Regardless of the grim subject matter of both films, there is always a hint of optimism, a will to look forward and move on, which in general permeates the films of this group of filmmakers. This is nowhere more true than in Jonás Trueba’s second film The Wishful Thinkers. Lighter in tone – as its title clearly suggests – than either Wounded or The Plague, it deals more explicitly with the effects of the economic crisis on all aspects of cinema and by extension the city of Madrid. It does so through the eyes of a young filmmaker, León, who finds himself unable to make a film.
Laid-back, broke and impossibly romantic, Francesco Carril’s León does have an idea for a film, even if it’s not a very original one, but lacks the means to realise it. In the meantime he teaches cinema and meets a mysterious young woman with whom he roams the streets of Madrid. They drink in the magic of its cafés and bars in the small hours, and visit – perhaps for the last time – the city’s once numerous, now almost extinct rep cinemas and specialised bookstores.

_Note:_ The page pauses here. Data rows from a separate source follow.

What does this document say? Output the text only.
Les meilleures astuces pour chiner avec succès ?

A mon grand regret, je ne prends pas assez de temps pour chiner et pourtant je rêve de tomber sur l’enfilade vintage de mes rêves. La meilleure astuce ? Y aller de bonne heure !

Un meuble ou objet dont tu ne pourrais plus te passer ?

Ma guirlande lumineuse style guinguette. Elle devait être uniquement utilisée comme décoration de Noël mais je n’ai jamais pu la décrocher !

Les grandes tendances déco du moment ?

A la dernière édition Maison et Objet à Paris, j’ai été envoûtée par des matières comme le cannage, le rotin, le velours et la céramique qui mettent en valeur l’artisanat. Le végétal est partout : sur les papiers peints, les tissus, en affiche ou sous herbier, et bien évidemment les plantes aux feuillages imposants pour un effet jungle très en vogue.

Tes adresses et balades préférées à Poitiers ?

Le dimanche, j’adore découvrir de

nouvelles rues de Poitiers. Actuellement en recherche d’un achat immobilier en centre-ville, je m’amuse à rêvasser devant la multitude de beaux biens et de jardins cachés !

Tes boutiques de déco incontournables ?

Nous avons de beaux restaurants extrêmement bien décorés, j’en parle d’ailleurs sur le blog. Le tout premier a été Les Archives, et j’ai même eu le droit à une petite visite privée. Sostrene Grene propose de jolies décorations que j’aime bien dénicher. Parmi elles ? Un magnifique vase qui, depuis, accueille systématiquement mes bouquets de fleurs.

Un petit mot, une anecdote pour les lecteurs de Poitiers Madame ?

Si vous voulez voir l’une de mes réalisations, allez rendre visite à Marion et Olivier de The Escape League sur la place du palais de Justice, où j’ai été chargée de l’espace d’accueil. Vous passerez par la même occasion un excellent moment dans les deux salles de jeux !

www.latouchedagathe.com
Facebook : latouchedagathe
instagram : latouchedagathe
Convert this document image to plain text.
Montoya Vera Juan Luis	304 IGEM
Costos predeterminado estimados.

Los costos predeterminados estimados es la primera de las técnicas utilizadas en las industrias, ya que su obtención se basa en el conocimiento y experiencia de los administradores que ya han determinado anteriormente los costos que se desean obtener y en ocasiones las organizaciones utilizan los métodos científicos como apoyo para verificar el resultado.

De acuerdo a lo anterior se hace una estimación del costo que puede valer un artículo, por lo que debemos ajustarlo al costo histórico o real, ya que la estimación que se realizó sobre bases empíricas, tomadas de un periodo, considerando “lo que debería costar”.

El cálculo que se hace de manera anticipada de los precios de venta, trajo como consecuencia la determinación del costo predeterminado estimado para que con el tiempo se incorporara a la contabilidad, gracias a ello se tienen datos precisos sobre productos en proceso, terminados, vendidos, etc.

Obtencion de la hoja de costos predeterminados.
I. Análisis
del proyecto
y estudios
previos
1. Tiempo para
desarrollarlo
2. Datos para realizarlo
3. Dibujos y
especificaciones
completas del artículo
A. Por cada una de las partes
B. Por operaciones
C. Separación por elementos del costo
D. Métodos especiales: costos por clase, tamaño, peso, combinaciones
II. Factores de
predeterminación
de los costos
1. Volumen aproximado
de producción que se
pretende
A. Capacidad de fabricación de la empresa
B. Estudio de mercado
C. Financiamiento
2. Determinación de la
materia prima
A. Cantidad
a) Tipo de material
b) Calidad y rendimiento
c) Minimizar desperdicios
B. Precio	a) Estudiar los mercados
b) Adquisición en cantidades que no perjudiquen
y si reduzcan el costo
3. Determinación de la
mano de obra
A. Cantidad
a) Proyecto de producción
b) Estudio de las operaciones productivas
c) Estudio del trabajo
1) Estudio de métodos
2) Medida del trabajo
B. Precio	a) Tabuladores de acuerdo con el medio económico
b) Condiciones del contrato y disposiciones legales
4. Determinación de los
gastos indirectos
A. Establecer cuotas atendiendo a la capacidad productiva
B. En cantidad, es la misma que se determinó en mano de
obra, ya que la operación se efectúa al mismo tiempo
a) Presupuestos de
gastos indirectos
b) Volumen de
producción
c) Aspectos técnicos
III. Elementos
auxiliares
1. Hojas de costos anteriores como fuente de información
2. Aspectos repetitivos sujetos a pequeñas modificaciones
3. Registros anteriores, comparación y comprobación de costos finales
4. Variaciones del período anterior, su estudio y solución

Filmed on discarded black-and-white stock, The Wishful Thinkers is not only a homage to a way of making cinema that seems to be rapidly disappearing, but also a warm, beautiful love letter to the Spanish capital – Almodóvar notwithstanding, surprisingly seldom a film’s protagonist.
Trueba’s film also includes a tongue-in-cheek cameo by the director Javier Rebollo, portrayed in a dream sequence as an almost mythical creature, briefly appearing then disappearing round the corner of one of Madrid’s many winding streets. When the dreamer finally catches up with Rebollo, he’s leaving for, significantly, Latin America to make his latest film (presumably last year’s LFF-screened The Dead Man and Being Happy). Everything here indicates that this is the continent that will soon have to become the source of many Spanish co-productions.
Jonás Trueba’s film shares a fair bit with his father Fernando Trueba’s debut, Opera Prima (1980), but with one huge difference. Where Trueba senior reflected the relaxed, unashamedly buoyant attitude of the early 80s (the transition from the all-pervasive control and censorship of Franco’s dictatorship to a vibrant democracy) in the capital, Trueba junior’s film is coloured by the city’s painfully slow decay. The mood is further darkened by León’s citation of the writer Chusé Izuel, who killed himself at the age of 24.
In spite of the undoubted difficulties, none of these characters give up. Ana, Léon and the protagonists of The Plague simply carry on fighting in an attempt to exorcise their demons, quietly adjusting to their changing circumstances. This capacity to take what comes, no matter what, gives them their best chance of survival – not unlike Spanish cinema itself.
The closing scene of The Wishful Thinkers neatly encapsulates this attitude: two little girls, completely unaware of the quasi-mythical status of film stock in this day and age, are filmed as they make new use of it, playing, pulling, cutting and jumping on it. So – at the risk of sounding as idealistic as Jonás’s ‘thinkers’ – these various filmmakers’ shared stance suggests a section they could have all to themselves, one called, not ‘Hope’ or ‘Wishful Thinking’, but rather ‘Transformation’ or ‘Rebirth’.